Findings – Turbine Payment
This part of the analysis evaluated to what extent the up-front turbine payment from the OPA offsets the impact of TCE receiving lower future NRR payments.
The up-front payment of $ 210 million was likely arrived at by looking narrowly at the stream of project cash flows. However, from a customer perspective, it appears that the $ 210 million payment was over-estimated.
The original Southwest GTA Evaluated Cost Model used a NPV approach with a nominal discount rate of 7%, to allow the OPA to compare competing bids. Taking the same NPV approach with the same nominal discount rate and evaluating the two scenarios in a very simplistic way – “Oakville” with a higher NRR and “Lennox” with a lower NRR and an up-front payment, an up-front payment of $ 254 million produces equivalent NPVs. If the analysis and negotiation were viewed through this lens, an up-front payment of $ 210 million might be viewed as a minor victory.
Alternatively, the analysis might have been done with a discount rate in the order of 10%, to approximate a typical regulated utility equity rate of return. Taking this approach, the two scenarios were equivalent at a discount rate of 9.7%.
Whatever the discount rate used, the above approach was flawed — as it left electricity ratepayers’ money on the table. The narrow, simplistic discount rate approach apparently taken focused only on the NRRs and an up-front payment did not accurately portray TCE’s differing financial results under the two scenarios. The Ontario government and the OPA should have approached the negotiation by determining the payment that would have left TCE indifferent between the two outcomes. A more appropriate approach would have been to perform a broader and more detailed discounted cash flow (DCF) analysis that looked at the NPV on TCE’s equity contribution to the project.

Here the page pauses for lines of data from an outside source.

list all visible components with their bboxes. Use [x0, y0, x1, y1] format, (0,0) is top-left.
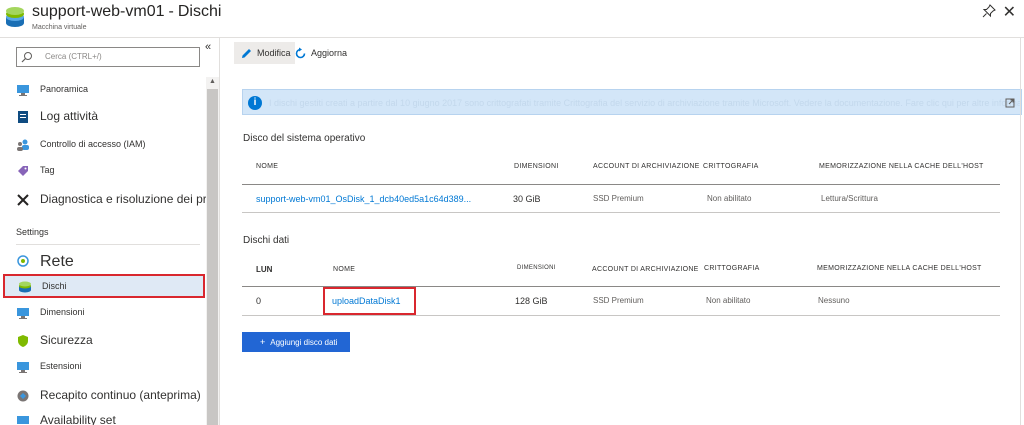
close-icon[interactable]: ✕: [1003, 2, 1016, 22]
scroll-up-arrow[interactable]: ▲: [209, 78, 216, 85]
resource-type: Macchina virtuale: [32, 24, 87, 31]
sidebar-item-label: Availability set: [40, 413, 116, 425]
os-col-name: NOME: [256, 163, 279, 170]
data-col-cache: MEMORIZZAZIONE NELLA CACHE DELL'HOST: [817, 265, 982, 272]
monitor-icon: [17, 85, 29, 96]
table-row-divider: [242, 212, 1000, 213]
blade-right-border: [1020, 38, 1021, 425]
os-col-storage: ACCOUNT DI ARCHIVIAZIONE: [593, 163, 700, 170]
search-placeholder: Cerca (CTRL+/): [45, 52, 102, 61]
sidebar-item-label: Diagnostica e risoluzione dei problemi: [40, 192, 219, 206]
sidebar-item-iam[interactable]: Controllo di accesso (IAM): [0, 134, 206, 156]
os-col-encryption: CRITTOGRAFIA: [703, 163, 759, 170]
data-col-size: DIMENSIONI: [517, 265, 556, 271]
info-banner-text: I dischi gestiti creati a partire dal 10…: [269, 98, 1022, 108]
sidebar-item-label: Recapito continuo (anteprima): [40, 388, 201, 402]
plus-icon: +: [260, 337, 266, 347]
os-col-cache: MEMORIZZAZIONE NELLA CACHE DELL'HOST: [819, 163, 984, 170]
resource-menu: Cerca (CTRL+/) « Panoramica Log attività…: [0, 38, 220, 425]
scrollbar-thumb[interactable]: [207, 89, 218, 425]
sidebar-item-dischi[interactable]: Dischi: [3, 274, 205, 298]
sidebar-item-label: Sicurezza: [40, 333, 93, 347]
os-col-size: DIMENSIONI: [514, 163, 559, 170]
settings-section-header: Settings: [16, 227, 49, 237]
sidebar-item-label: Log attività: [40, 109, 99, 123]
sidebar-item-label: Dischi: [42, 281, 67, 291]
delivery-icon: [17, 390, 29, 402]
data-disk-cache: Nessuno: [818, 296, 850, 305]
people-icon: [17, 139, 29, 151]
sidebar-item-dimensioni[interactable]: Dimensioni: [0, 302, 206, 324]
info-icon: i: [248, 96, 262, 110]
data-col-encryption: CRITTOGRAFIA: [704, 265, 760, 272]
shield-icon: [18, 335, 28, 347]
os-disk-cache: Lettura/Scrittura: [821, 194, 878, 203]
main-content: Modifica Aggiorna i I dischi gestiti cre…: [220, 38, 1024, 425]
data-col-name: NOME: [333, 266, 356, 273]
add-data-disk-label: Aggiungi disco dati: [270, 337, 338, 347]
os-disk-size: 30 GiB: [513, 194, 541, 204]
page-name: Dischi: [177, 3, 222, 20]
info-banner[interactable]: i I dischi gestiti creati a partire dal …: [242, 89, 1022, 115]
availability-icon: [17, 416, 29, 424]
sidebar-scrollbar[interactable]: ▲: [206, 77, 219, 425]
data-disk-storage: SSD Premium: [593, 296, 644, 305]
page-title: support-web-vm01- Dischi: [32, 3, 221, 21]
data-disk-lun: 0: [256, 296, 262, 306]
table-header-divider: [242, 184, 1000, 185]
network-icon: [17, 255, 29, 267]
data-col-lun: LUN: [256, 265, 273, 274]
sidebar-item-label: Tag: [40, 165, 55, 175]
edit-label: Modifica: [257, 48, 291, 58]
table-row-divider: [242, 315, 1000, 316]
sidebar-item-recapito-continuo[interactable]: Recapito continuo (anteprima): [0, 385, 206, 407]
data-disk-name-link[interactable]: uploadDataDisk1: [332, 296, 401, 306]
os-disk-storage: SSD Premium: [593, 194, 644, 203]
search-icon: [21, 52, 32, 63]
os-disk-name-link[interactable]: support-web-vm01_OsDisk_1_dcb40ed5a1c64d…: [256, 194, 471, 204]
sidebar-item-label: Dimensioni: [40, 307, 85, 317]
sidebar-item-sicurezza[interactable]: Sicurezza: [0, 330, 206, 352]
sidebar-item-estensioni[interactable]: Estensioni: [0, 356, 206, 378]
command-bar: Modifica Aggiorna: [220, 38, 1024, 66]
sidebar-item-rete[interactable]: Rete: [0, 250, 206, 272]
monitor-icon: [17, 308, 29, 319]
search-input[interactable]: Cerca (CTRL+/): [16, 47, 200, 67]
log-icon: [18, 111, 28, 123]
resource-name: support-web-vm01: [32, 3, 165, 20]
section-divider: [16, 244, 200, 245]
refresh-icon: [295, 47, 306, 58]
external-link-icon[interactable]: [1005, 98, 1015, 108]
add-data-disk-button[interactable]: + Aggiungi disco dati: [242, 332, 350, 352]
data-disks-section-title: Dischi dati: [243, 235, 290, 246]
sidebar-item-availability-set[interactable]: Availability set: [0, 410, 206, 425]
sidebar-item-log-attivita[interactable]: Log attività: [0, 106, 206, 128]
data-disk-size: 128 GiB: [515, 296, 548, 306]
wrench-icon: [17, 194, 29, 206]
extensions-icon: [17, 362, 29, 373]
collapse-menu-icon[interactable]: «: [205, 41, 211, 53]
edit-button[interactable]: Modifica: [234, 42, 295, 64]
sidebar-item-label: Estensioni: [40, 361, 82, 371]
data-col-storage: ACCOUNT DI ARCHIVIAZIONE: [592, 266, 699, 273]
refresh-button[interactable]: Aggiorna: [294, 42, 347, 64]
sidebar-item-tag[interactable]: Tag: [0, 160, 206, 182]
pencil-icon: [242, 48, 251, 58]
data-disk-encryption: Non abilitato: [706, 296, 751, 305]
tag-icon: [18, 166, 28, 176]
sidebar-item-label: Rete: [40, 253, 74, 270]
virtual-machine-icon: [6, 7, 24, 27]
sidebar-item-panoramica[interactable]: Panoramica: [0, 79, 206, 101]
os-disk-section-title: Disco del sistema operativo: [243, 133, 366, 144]
sidebar-item-diagnostica[interactable]: Diagnostica e risoluzione dei problemi: [0, 189, 219, 211]
pin-icon[interactable]: [982, 4, 996, 18]
os-disk-encryption: Non abilitato: [707, 194, 752, 203]
disk-icon: [19, 281, 31, 293]
title-separator: -: [168, 3, 174, 20]
sidebar-item-label: Panoramica: [40, 84, 89, 94]
refresh-label: Aggiorna: [311, 48, 348, 58]
sidebar-item-label: Controllo di accesso (IAM): [40, 139, 146, 149]
blade-header: support-web-vm01- Dischi Macchina virtual…: [0, 0, 1024, 38]
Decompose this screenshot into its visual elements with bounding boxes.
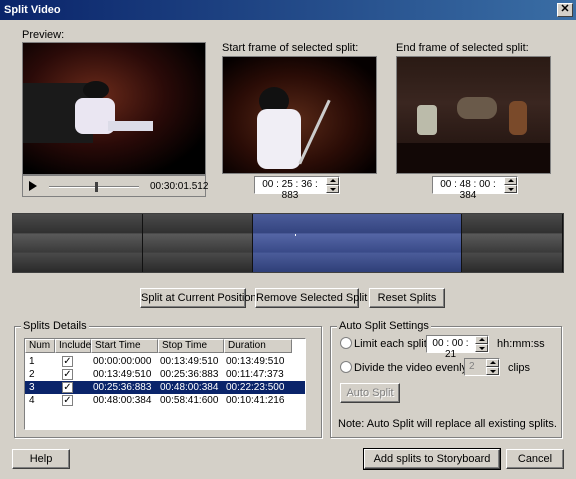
include-checkbox[interactable]: ✓ — [62, 369, 73, 380]
close-icon: ✕ — [560, 3, 570, 15]
auto-split-title: Auto Split Settings — [337, 320, 431, 332]
table-row[interactable]: 3 ✓ 00:25:36:883 00:48:00:384 00:22:23:500 — [25, 381, 305, 394]
start-time-down-button[interactable] — [326, 185, 339, 193]
row-stop-time: 00:25:36:883 — [160, 369, 219, 380]
divide-clips-unit: clips — [508, 362, 531, 374]
row-num: 1 — [29, 356, 35, 367]
end-frame-label: End frame of selected split: — [396, 42, 529, 54]
preview-video[interactable] — [22, 42, 206, 175]
split-video-dialog: Split Video ✕ Preview: 00:30:01.512 Star… — [0, 0, 576, 479]
include-checkbox[interactable]: ✓ — [62, 382, 73, 393]
timeline-segment[interactable] — [143, 214, 253, 272]
seek-thumb[interactable] — [95, 182, 98, 192]
preview-frame — [23, 43, 205, 174]
start-performer-shirt — [257, 109, 301, 169]
row-start-time: 00:25:36:883 — [93, 382, 152, 393]
limit-time-down-button[interactable] — [475, 344, 488, 352]
limit-split-time[interactable]: 00 : 00 : 21 — [426, 335, 489, 360]
column-duration[interactable]: Duration — [224, 339, 292, 353]
start-stand — [298, 99, 331, 165]
cancel-button[interactable]: Cancel — [506, 449, 564, 469]
add-to-storyboard-button[interactable]: Add splits to Storyboard — [363, 448, 501, 470]
limit-split-radio[interactable] — [340, 337, 352, 349]
splits-list-header: Num Include Start Time Stop Time Duratio… — [25, 339, 305, 353]
end-frame-time-value: 00 : 48 : 00 : 384 — [440, 179, 496, 201]
piano-keys — [108, 121, 153, 131]
row-stop-time: 00:48:00:384 — [160, 382, 219, 393]
preview-time: 00:30:01.512 — [150, 181, 209, 192]
splits-details-title: Splits Details — [21, 320, 89, 332]
auto-split-button[interactable]: Auto Split — [340, 383, 400, 403]
end-frame-image — [397, 57, 550, 173]
row-start-time: 00:48:00:384 — [93, 395, 152, 406]
start-frame-label: Start frame of selected split: — [222, 42, 359, 54]
include-checkbox[interactable]: ✓ — [62, 395, 73, 406]
start-frame-video — [222, 56, 377, 174]
end-frame-video — [396, 56, 551, 174]
row-duration: 00:11:47:373 — [226, 369, 284, 380]
table-row[interactable]: 2 ✓ 00:13:49:510 00:25:36:883 00:11:47:373 — [25, 368, 305, 381]
row-num: 4 — [29, 395, 35, 406]
play-icon[interactable] — [29, 181, 37, 191]
divide-clips-value: 2 — [469, 361, 475, 372]
row-stop-time: 00:13:49:510 — [160, 356, 219, 367]
performer-head — [83, 81, 109, 99]
divide-evenly-radio[interactable] — [340, 361, 352, 373]
end-frame-time[interactable]: 00 : 48 : 00 : 384 — [432, 176, 518, 201]
column-start-time[interactable]: Start Time — [91, 339, 158, 353]
column-include[interactable]: Include — [55, 339, 91, 353]
timeline-segment[interactable] — [253, 214, 462, 272]
row-stop-time: 00:58:41:600 — [160, 395, 219, 406]
start-frame-time[interactable]: 00 : 25 : 36 : 883 — [254, 176, 340, 201]
column-stop-time[interactable]: Stop Time — [158, 339, 224, 353]
include-checkbox[interactable]: ✓ — [62, 356, 73, 367]
remove-selected-split-button[interactable]: Remove Selected Split — [255, 288, 367, 308]
preview-controls: 00:30:01.512 — [22, 175, 209, 197]
start-frame-image — [223, 57, 376, 173]
limit-split-unit: hh:mm:ss — [497, 338, 545, 350]
row-duration: 00:10:41:216 — [226, 395, 285, 406]
row-duration: 00:13:49:510 — [226, 356, 285, 367]
divide-down-button[interactable] — [486, 367, 499, 375]
start-frame-time-value: 00 : 25 : 36 : 883 — [262, 179, 318, 201]
reset-splits-button[interactable]: Reset Splits — [369, 288, 445, 308]
splits-list[interactable]: Num Include Start Time Stop Time Duratio… — [24, 338, 306, 430]
column-num[interactable]: Num — [25, 339, 55, 353]
help-button[interactable]: Help — [12, 449, 70, 469]
end-bass — [509, 101, 527, 135]
table-row[interactable]: 4 ✓ 00:48:00:384 00:58:41:600 00:10:41:216 — [25, 394, 305, 407]
start-time-up-button[interactable] — [326, 177, 339, 185]
end-time-down-button[interactable] — [504, 185, 517, 193]
row-num: 2 — [29, 369, 35, 380]
title-bar: Split Video ✕ — [0, 0, 576, 20]
divide-up-button[interactable] — [486, 359, 499, 367]
end-floor — [397, 143, 550, 173]
playhead-marker — [295, 234, 296, 236]
close-button[interactable]: ✕ — [557, 3, 573, 17]
row-start-time: 00:13:49:510 — [93, 369, 152, 380]
preview-label: Preview: — [22, 29, 65, 41]
timeline-segment[interactable] — [13, 214, 143, 272]
end-time-up-button[interactable] — [504, 177, 517, 185]
table-row[interactable]: 1 ✓ 00:00:00:000 00:13:49:510 00:13:49:510 — [25, 355, 305, 368]
divide-clips-count[interactable]: 2 — [464, 358, 500, 376]
window-title: Split Video — [4, 4, 61, 16]
split-timeline[interactable] — [12, 213, 564, 273]
split-at-current-button[interactable]: Split at Current Position — [140, 288, 257, 308]
timeline-segment[interactable] — [462, 214, 563, 272]
row-duration: 00:22:23:500 — [226, 382, 285, 393]
row-num: 3 — [29, 382, 35, 393]
end-drums — [457, 97, 497, 119]
limit-time-up-button[interactable] — [475, 336, 488, 344]
end-musician-1 — [417, 105, 437, 135]
auto-split-note: Note: Auto Split will replace all existi… — [338, 418, 557, 430]
row-start-time: 00:00:00:000 — [93, 356, 152, 367]
limit-split-time-value: 00 : 00 : 21 — [432, 338, 469, 360]
seek-bar[interactable] — [49, 182, 139, 192]
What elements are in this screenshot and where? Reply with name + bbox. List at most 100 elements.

If TCE’s equity rate of return (EROR) is assumed to be 11-12% then an up-front payment of $ 210 million would leave TCE generally indifferent to the lower NRR. However the more detailed DCF analysis of the original project with the higher NRR indicates that TCE’s actual EROR would have been in excess of 20%. At a conservative (i.e. low) EROR of 20%, an up-front payment of $ 122 million would leave TCE indifferent to the lower NRR. The turbine payment therefore could have been lower by at least $ 88 million and TCE would have been no worse off with the lower NRR.
Findings – Gas Delivery and Management Services (GDMS)
Offloading the GDMS costs – at no further reduction of NRR – is a significant value transfer to TCE. The costs associated with the GDMS remain to be determined but due to their magnitude they deserve close scrutiny.
The Union Gas distribution demand charge alone is in the order of $ 600/MW/month and to that are added costs for: the Dawn – Union Gas Eastern Delivery Area transport or basis differential, storage, injections and withdrawals. The assumed, total, NRR-equivalent monthly unit cost of $ 1,000/MW/month is therefore thought to be reasonable or conservative.
For 900 MW and considering the 20-year term of the project, the NPV for the GDMS costs is $ 152 million. The relationship between the monthly unit cost and the NPV is linear, so once a more accurate GDMS monthly unit cost is known a more accurate NPV can be determined.